Detalle del pie izquierdo con el estigma de la
planta
Sobre la estigmatización podemos comentar que después
de la crucifixión y según el Evangelio de Juan (Jn, 20:27-29) cuando Jesús entra en el Cenáculo, con las
puertas cerradas, y saluda a los discípulos, muestra los estigmas para
identificarse y luego dice a Tomás: “Mete tu dedo aquí, y ve mis manos y alarga
acá tu mano, y métela en mi costado y no seas incrédulo, sino fiel”.
La palabra estigma proviene del latín “stigma” y este a su vez del griego “στίγμα”. Son heridas
de aparición espontánea y que son similares las que infligieron a Jesus durante
la Pasión.
Tradicionalmente, se presentan en el costado (donde
Jesús fue atravesado con la lanza para confirmar que estaba muerto) y en ambas
manos y ambos pies (las heridas causadas por los clavos de la
crucifixión).
Es curioso que las heridas son similares a las
mostradas en la iconografía cristiana tradicional, o sea suelen ser marcas en
las palmas de las manos y no en el antebrazo, donde debió producirse el
enclavado de los miembros superiores.
Excepcionalmente, incluyen
representaciones de las heridas de la espalda causadas por la flagelación y de
las heridas de la cabeza causadas por la corona de espinas.

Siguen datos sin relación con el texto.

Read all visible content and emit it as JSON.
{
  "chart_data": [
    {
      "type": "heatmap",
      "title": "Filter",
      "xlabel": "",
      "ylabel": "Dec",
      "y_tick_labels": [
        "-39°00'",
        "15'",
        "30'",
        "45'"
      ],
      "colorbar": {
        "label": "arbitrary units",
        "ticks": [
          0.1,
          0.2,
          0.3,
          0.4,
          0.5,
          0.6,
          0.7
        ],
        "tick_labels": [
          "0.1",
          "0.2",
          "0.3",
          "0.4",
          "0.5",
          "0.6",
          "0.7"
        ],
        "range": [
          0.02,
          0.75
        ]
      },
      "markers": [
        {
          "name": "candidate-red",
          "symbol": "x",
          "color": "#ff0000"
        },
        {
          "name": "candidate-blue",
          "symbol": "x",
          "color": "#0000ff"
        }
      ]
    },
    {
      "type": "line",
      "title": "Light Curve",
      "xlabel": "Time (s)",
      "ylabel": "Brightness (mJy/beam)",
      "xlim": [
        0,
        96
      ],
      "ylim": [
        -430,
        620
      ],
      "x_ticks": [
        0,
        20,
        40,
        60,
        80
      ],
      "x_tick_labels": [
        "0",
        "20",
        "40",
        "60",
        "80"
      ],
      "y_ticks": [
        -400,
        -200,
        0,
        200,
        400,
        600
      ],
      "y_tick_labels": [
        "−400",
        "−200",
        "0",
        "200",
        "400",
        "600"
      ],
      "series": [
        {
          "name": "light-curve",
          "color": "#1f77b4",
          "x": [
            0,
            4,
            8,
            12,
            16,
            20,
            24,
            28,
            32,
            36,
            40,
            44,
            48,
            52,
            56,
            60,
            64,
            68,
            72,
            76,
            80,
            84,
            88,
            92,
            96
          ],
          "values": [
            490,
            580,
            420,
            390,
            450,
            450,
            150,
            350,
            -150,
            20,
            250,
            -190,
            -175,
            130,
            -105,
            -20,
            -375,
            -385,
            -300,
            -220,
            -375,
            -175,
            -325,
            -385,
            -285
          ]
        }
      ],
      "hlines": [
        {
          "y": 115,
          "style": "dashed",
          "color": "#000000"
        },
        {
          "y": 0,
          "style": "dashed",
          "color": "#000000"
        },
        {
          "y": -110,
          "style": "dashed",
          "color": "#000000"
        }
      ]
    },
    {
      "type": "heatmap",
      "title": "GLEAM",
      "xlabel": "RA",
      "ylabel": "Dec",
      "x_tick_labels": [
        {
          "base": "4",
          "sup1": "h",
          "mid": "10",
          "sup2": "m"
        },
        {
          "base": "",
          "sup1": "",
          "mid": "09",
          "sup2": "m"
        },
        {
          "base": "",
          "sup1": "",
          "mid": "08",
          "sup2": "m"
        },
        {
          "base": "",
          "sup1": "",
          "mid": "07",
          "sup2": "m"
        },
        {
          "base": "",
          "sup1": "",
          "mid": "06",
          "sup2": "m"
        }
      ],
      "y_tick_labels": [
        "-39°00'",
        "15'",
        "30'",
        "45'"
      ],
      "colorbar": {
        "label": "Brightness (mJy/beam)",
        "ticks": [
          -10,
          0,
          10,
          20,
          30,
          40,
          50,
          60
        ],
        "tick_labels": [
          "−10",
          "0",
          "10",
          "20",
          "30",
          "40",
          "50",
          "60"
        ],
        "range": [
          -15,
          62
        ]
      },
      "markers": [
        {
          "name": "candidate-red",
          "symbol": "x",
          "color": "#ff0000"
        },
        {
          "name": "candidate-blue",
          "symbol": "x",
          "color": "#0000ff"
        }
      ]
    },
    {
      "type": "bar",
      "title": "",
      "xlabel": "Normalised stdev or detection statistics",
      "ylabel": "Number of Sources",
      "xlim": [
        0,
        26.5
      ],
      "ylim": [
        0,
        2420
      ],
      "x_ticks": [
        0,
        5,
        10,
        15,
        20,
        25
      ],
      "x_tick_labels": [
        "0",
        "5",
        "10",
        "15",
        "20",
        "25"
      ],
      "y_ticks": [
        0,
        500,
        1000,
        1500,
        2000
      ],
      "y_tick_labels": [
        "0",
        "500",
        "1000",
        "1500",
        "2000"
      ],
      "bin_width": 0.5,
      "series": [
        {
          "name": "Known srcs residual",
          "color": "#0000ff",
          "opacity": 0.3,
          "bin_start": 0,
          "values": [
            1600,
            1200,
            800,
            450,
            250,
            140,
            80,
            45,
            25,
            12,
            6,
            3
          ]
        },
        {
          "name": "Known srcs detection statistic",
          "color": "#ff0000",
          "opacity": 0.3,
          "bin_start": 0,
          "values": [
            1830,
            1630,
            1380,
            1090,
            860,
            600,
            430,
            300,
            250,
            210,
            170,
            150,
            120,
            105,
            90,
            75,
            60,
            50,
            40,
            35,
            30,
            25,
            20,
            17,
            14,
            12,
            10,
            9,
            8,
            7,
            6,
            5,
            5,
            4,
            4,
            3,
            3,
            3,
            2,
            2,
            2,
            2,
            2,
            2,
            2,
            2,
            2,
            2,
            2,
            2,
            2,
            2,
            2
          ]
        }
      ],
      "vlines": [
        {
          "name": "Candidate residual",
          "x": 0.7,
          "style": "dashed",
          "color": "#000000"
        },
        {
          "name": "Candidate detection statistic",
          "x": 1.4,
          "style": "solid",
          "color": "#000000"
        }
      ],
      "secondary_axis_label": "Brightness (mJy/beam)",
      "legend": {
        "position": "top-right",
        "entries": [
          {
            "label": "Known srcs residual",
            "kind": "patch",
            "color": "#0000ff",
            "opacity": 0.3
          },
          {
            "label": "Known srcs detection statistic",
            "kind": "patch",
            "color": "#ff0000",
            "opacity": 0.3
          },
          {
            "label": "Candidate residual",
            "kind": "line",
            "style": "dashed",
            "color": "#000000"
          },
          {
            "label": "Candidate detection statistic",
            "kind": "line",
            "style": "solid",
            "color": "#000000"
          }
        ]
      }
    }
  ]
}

Además de su localización en las áreas de la Pasión de
Jesús, tienen otras características especiales, tales como que aparecen de forma instantánea, causando gran sorpresa
e impresión en quienes las reciben, sangran copiosamente y por
largos periodos o en determinadas fechas, su
sangre se mantiene siempre fresca y limpia, no se infectan, no
emiten olores fétidos o incluso desprenden aromas, se acompañan de fuertes
dolores tanto físicos como morales y no
se curan nunca con ningún procedimiento médico, por lo que permanecen un gran
número de años sin que pueda darse una explicación médica o científica.
Los estigmatizados lo consideran una inmensa gracia,
pero se siente indignos y ocultan sus lesiones.
Se considera que el primer estigmatizado fue Francisco
de Asís (ver),
pero en realidad el primer caso en la historia es el de la beata María de
Oignies (1177-1213) que recibió los estigmas en su cuerpo doce años antes que
Francisco de Asís.
María de Oignies pertenecía a las beguinas, una
asociación de mujeres contemplativas y activas que dedicaron su vida al cuidado
de los enfermos y a los necesitados. Trabajaban para mantenerse y eran libres
de dejar la asociación en cualquier momento para casarse.
La segunda persona en recibir los estigmas fue
efectivamente Francisco de Asís, que en las heridas de las manos y de los pies
presentaban raspaduras de carne en forma de clavos. Los de un lado tenían
cabezas redondas y las del otro tenían puntas largas que se doblaban para
arañar la piel.
Por considerarse indigno de ser portador de las
señales de la Pasión de Cristo, ocultaba
sus heridas llevando las manos dentro de las mangas del hábito y usando
medias y zapatos, pero muchos de sus hermanos en la Orden fueron
testigos de la existencia de tales heridas.
Desde entonces hasta el beato Pío de
Pietrelcina (1887-1968), uno
de los últimos casos, cuyas llagas permanecían cerradas todos los días y sólo
se abrían y sangraban los viernes, se han dado unos 250 casos de personas con
estigmas, en la mayoría de los casos con comprobación científica.
Algunos médicos, tanto católicos como librepensadores,
han sostenido que las heridas pueden haber sido causadas de modo enteramente
natural, aunque científicamente inexplicables.
La psiquiatría experimental afirma
que la imaginación puede acelerar o retardar las
corrientes nerviosas, pero no hay constancia de su acción sobre los tejidos.
Schnabel (1993) encontró un paralelismo entre los
estigmas y el Síndrome de Munchaussen, que es un trastorno emocional en que se
finge o provoca enfermedades.
En conjunto representan un fenómeno
místico extraordinario y por tanto se han convertido en el centro de un debate
teológico y científico muy importante.